Ligand docking of AqF026 on AQP1: involvement of loop D domain residues and specificity of action using an NKCC1-sensitive bioassay. The identification of residues associated with the proposed intracellular binding pocket are based on the crystal structure of bovine AQP1. (A) Surface rendition of the tetramer with the docked pose of AqF026 in a ribbon structure of one AQP1 subunit. (B) Chemical structure of AqF026 and the parent compound furosemide. (C) A detailed view of the amino acid side chains relevant to the docked pose. The highlighted residue (D165*) indicates an amino acid contribution from a neighboring subunit. (D) Relative swelling rates were standardized to the untreated AQP1 wild-type or mutant channel responses within the same batches of oocytes, and data were compiled from at least three different batches for each group. Data are mean ± SEM; n values are shown in italics above the x axis. Asterisks indicate a significantly different effect for the comparison of 0 and 10 μM AqF026 for the same construct (*P<0.05; *** P<0.001). There was no significant difference between wild type and G165P at 10 μM (not indicated). (E) Confocal images of permeabilized immunolabeled oocytes expressing AQP1 wild-type or mutants, showing channel protein localization in plasma membranes (arrows). (F) Intracellular recording from a mouse gastric antrum preparation, continuously measured from a single circular smooth muscle cell. Traces show representative segments from the sequence: first confirming stable spontaneous slow-wave activity (initial); after treatment with a methylated furosemide compound (AqF022, 10 μM), which caused depolarization and a concomitant decline in slow-wave amplitude; after reversal of the effect by washout (recovery); and during the subsequent lack of effect of AqF026 (10 μM) over an extended period (30 minutes).
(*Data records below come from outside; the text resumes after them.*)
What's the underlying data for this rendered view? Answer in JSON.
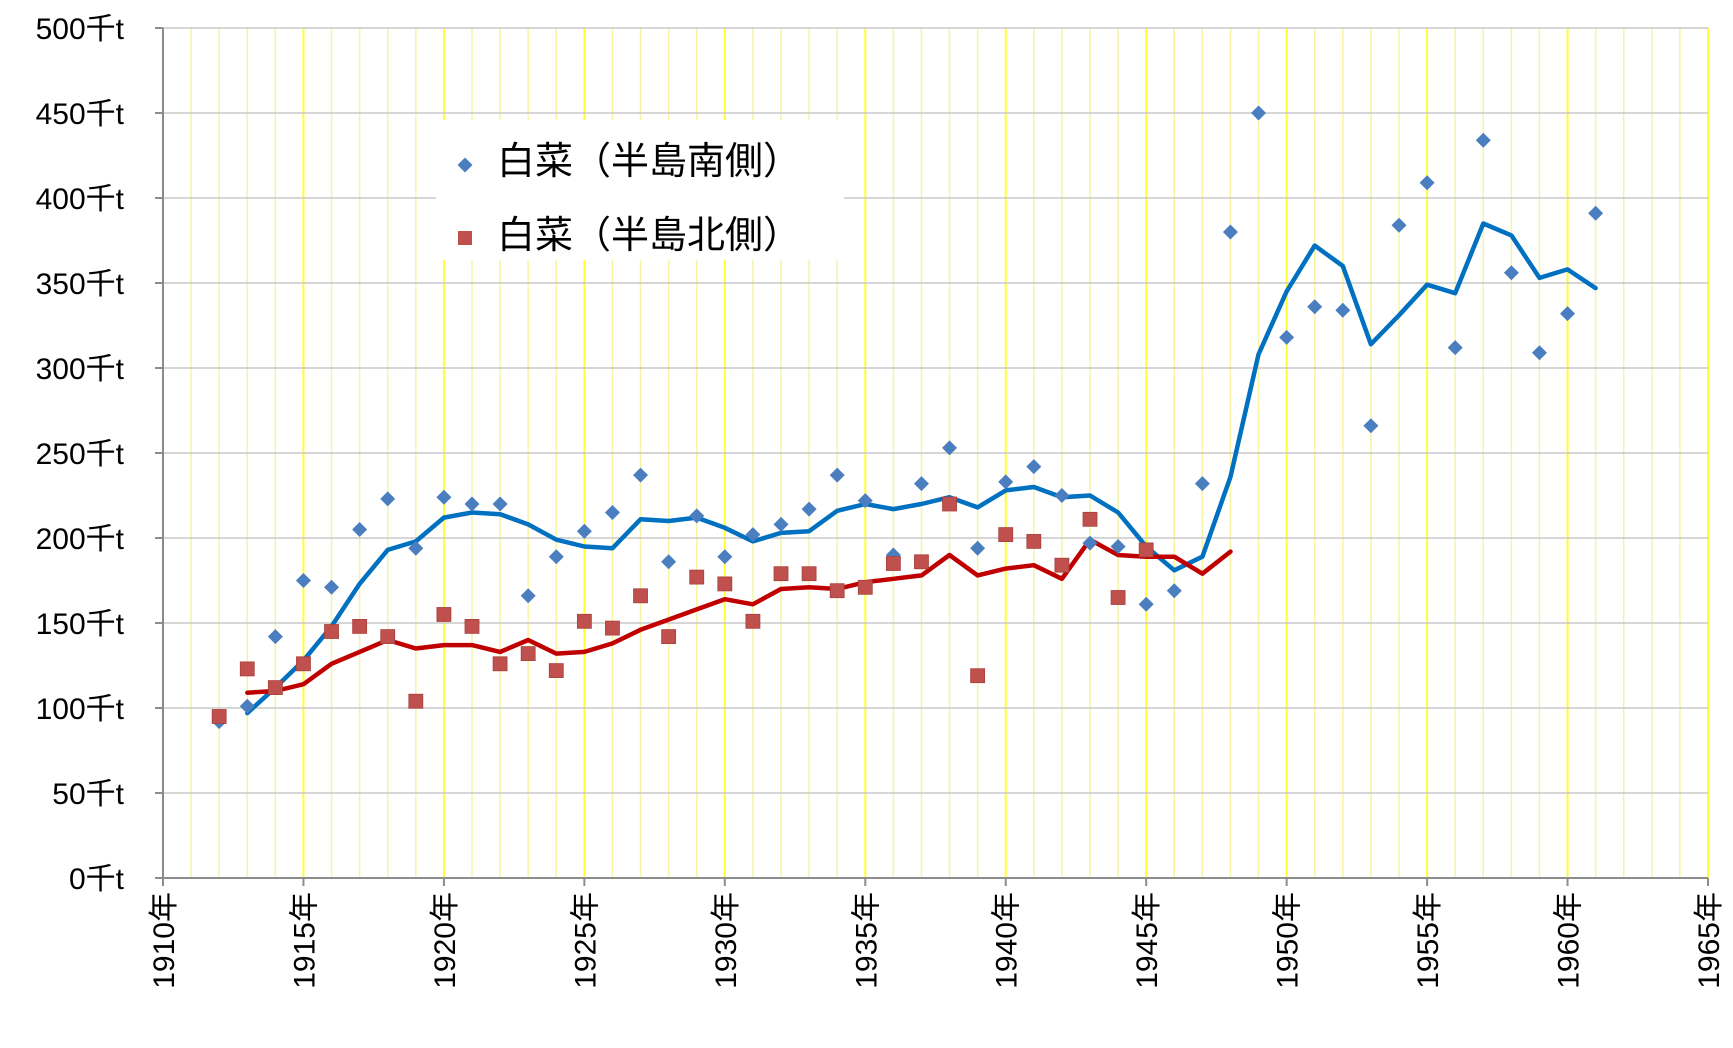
{
  "chart_data": {
    "type": "scatter",
    "title": "",
    "xlabel": "",
    "ylabel": "",
    "xlim": [
      1910,
      1965
    ],
    "ylim": [
      0,
      500
    ],
    "x_major_step": 5,
    "y_major_step": 50,
    "x_tick_labels": [
      "1910年",
      "1915年",
      "1920年",
      "1925年",
      "1930年",
      "1935年",
      "1940年",
      "1945年",
      "1950年",
      "1955年",
      "1960年",
      "1965年"
    ],
    "y_tick_labels": [
      "0千t",
      "50千t",
      "100千t",
      "150千t",
      "200千t",
      "250千t",
      "300千t",
      "350千t",
      "400千t",
      "450千t",
      "500千t"
    ],
    "grid": {
      "horizontal": true,
      "vertical_minor": true,
      "vertical_major": true
    },
    "legend_position": "upper-left-inside",
    "series": [
      {
        "name": "白菜（半島南側）",
        "marker": "diamond",
        "color": "#4a7ebf",
        "x": [
          1912,
          1913,
          1914,
          1915,
          1916,
          1917,
          1918,
          1919,
          1920,
          1921,
          1922,
          1923,
          1924,
          1925,
          1926,
          1927,
          1928,
          1929,
          1930,
          1931,
          1932,
          1933,
          1934,
          1935,
          1936,
          1937,
          1938,
          1939,
          1940,
          1941,
          1942,
          1943,
          1944,
          1945,
          1946,
          1947,
          1948,
          1949,
          1950,
          1951,
          1952,
          1953,
          1954,
          1955,
          1956,
          1957,
          1958,
          1959,
          1960,
          1961
        ],
        "y": [
          92,
          101,
          142,
          175,
          171,
          205,
          223,
          194,
          224,
          220,
          220,
          166,
          189,
          204,
          215,
          237,
          186,
          213,
          189,
          202,
          208,
          217,
          237,
          222,
          190,
          232,
          253,
          194,
          233,
          242,
          225,
          197,
          195,
          161,
          169,
          232,
          380,
          450,
          318,
          336,
          334,
          266,
          384,
          409,
          312,
          434,
          356,
          309,
          332,
          391
        ]
      },
      {
        "name": "白菜（半島北側）",
        "marker": "square",
        "color": "#c0504d",
        "x": [
          1912,
          1913,
          1914,
          1915,
          1916,
          1917,
          1918,
          1919,
          1920,
          1921,
          1922,
          1923,
          1924,
          1925,
          1926,
          1927,
          1928,
          1929,
          1930,
          1931,
          1932,
          1933,
          1934,
          1935,
          1936,
          1937,
          1938,
          1939,
          1940,
          1941,
          1942,
          1943,
          1944,
          1945
        ],
        "y": [
          95,
          123,
          112,
          126,
          145,
          148,
          142,
          104,
          155,
          148,
          126,
          132,
          122,
          151,
          147,
          166,
          142,
          177,
          173,
          151,
          179,
          179,
          169,
          171,
          185,
          186,
          220,
          119,
          202,
          198,
          184,
          211,
          165,
          193
        ]
      }
    ],
    "trend_lines": [
      {
        "color": "#0070c0",
        "x": [
          1913,
          1914,
          1915,
          1916,
          1917,
          1918,
          1919,
          1920,
          1921,
          1922,
          1923,
          1924,
          1925,
          1926,
          1927,
          1928,
          1929,
          1930,
          1931,
          1932,
          1933,
          1934,
          1935,
          1936,
          1937,
          1938,
          1939,
          1940,
          1941,
          1942,
          1943,
          1944,
          1945,
          1946,
          1947,
          1948,
          1949,
          1950,
          1951,
          1952,
          1953,
          1954,
          1955,
          1956,
          1957,
          1958,
          1959,
          1960,
          1961
        ],
        "y": [
          97,
          112,
          128,
          148,
          173,
          193,
          198,
          212,
          215,
          214,
          208,
          199,
          195,
          194,
          211,
          210,
          212,
          206,
          198,
          203,
          204,
          216,
          220,
          217,
          220,
          224,
          218,
          228,
          230,
          224,
          225,
          215,
          195,
          181,
          189,
          236,
          308,
          345,
          372,
          360,
          314,
          331,
          349,
          344,
          385,
          378,
          353,
          358,
          347
        ]
      },
      {
        "color": "#c00000",
        "x": [
          1913,
          1914,
          1915,
          1916,
          1917,
          1918,
          1919,
          1920,
          1921,
          1922,
          1923,
          1924,
          1925,
          1926,
          1927,
          1928,
          1929,
          1930,
          1931,
          1932,
          1933,
          1934,
          1935,
          1936,
          1937,
          1938,
          1939,
          1940,
          1941,
          1942,
          1943,
          1944,
          1945,
          1946,
          1947,
          1948
        ],
        "y": [
          109,
          110,
          114,
          126,
          133,
          140,
          135,
          137,
          137,
          133,
          140,
          132,
          133,
          138,
          146,
          152,
          158,
          164,
          161,
          170,
          171,
          170,
          174,
          176,
          178,
          190,
          178,
          182,
          184,
          176,
          199,
          190,
          189,
          189,
          179,
          192
        ]
      }
    ]
  },
  "colors": {
    "grid_horizontal": "#c8c8c8",
    "grid_minor_vertical": "#f7f3a4",
    "grid_major_vertical": "#ffff33",
    "axis": "#8c8c8c",
    "background": "#ffffff"
  }
}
Similar results were seen in three replicate cells.

Figure 3.

AqF026 specifically enhances AQP1-mediated osmotic water transport in vivo. (A) Wild-type Aqp1^+/+ mice treated with AqF026 have a significant, dose-dependent increase in net ultrafiltration (UF) across the peritoneal membrane. The maximal response is observed for a concentration of 15 µM, with an estimated EC₅₀ value of 4.2 µM (inset). Aqp1^−/− mice, characterized by a 60% reduction in ultrafiltration at baseline, show no potentiation of the ultrafiltration after treatment with 15 μM AqF026. Data are mean ± SEM; n=6 for each AqF026 concentration except for 0.75 µM (n=4). Net ultrafiltration rates were standardized to body weight and compared with rates in vehicle-treated mice (open bar). (B) Time course performed in wild-type mice shows that the effect of AqF026 (15 µM) on net ultrafiltration (bars) and initial ultrafiltration rate (triangles) is maximal 120–150 minutes after intravenous injection. Data are mean ± SEM; n=4 for each time point. Open bar corresponds to vehicle-treated mice. (C) Treatment of Aqp1^+/+ mice with 15 µM AqF026 results in increased intraperitoneal (IP) volume over time (P=0.02 between the AqF026 and vehicle curves), with significant differences at 30, 60, and 90 minutes in AqF026-treated (black triangles) compared with vehicle-treated (open squares) animals (P<0.01, P<0.05, and P<0.05 respectively; n=10 in each group). (D) Initial ultrafiltration rates, taken as an index of AQP1-mediated water transport during the first part of the dwell, are significantly increased in Aqp1^+/+ mice treated with 15 μM AqF026 versus vehicle (P<0.001, n=10 in each group). In contrast, AqF026 has no effect on the initial ultrafiltration rates in Aqp1^−/− mice (AqF026, n=4 and vehicle-treated, n=5). (E) Treatment of wild-type mice with AqF026 (15μM) induces a significant increase in sodium sieving (D/D₀ sodium at 30 min) compared with vehicle-treated animals (P<0.05; n=10 in each group). (F–H) The dialysate-to-plasma ratio of osmolality at 30 minutes (D/P osm) (F), the dialysate-to-plasma ratio of urea (D/P urea) (G), and the progressive removal of glucose from the dialysate (D/D₀ glucose) (H) were similar in mice treated with 15μM AqF026 versus vehicle (n=12 pairs of Aqp1^+/+ mice).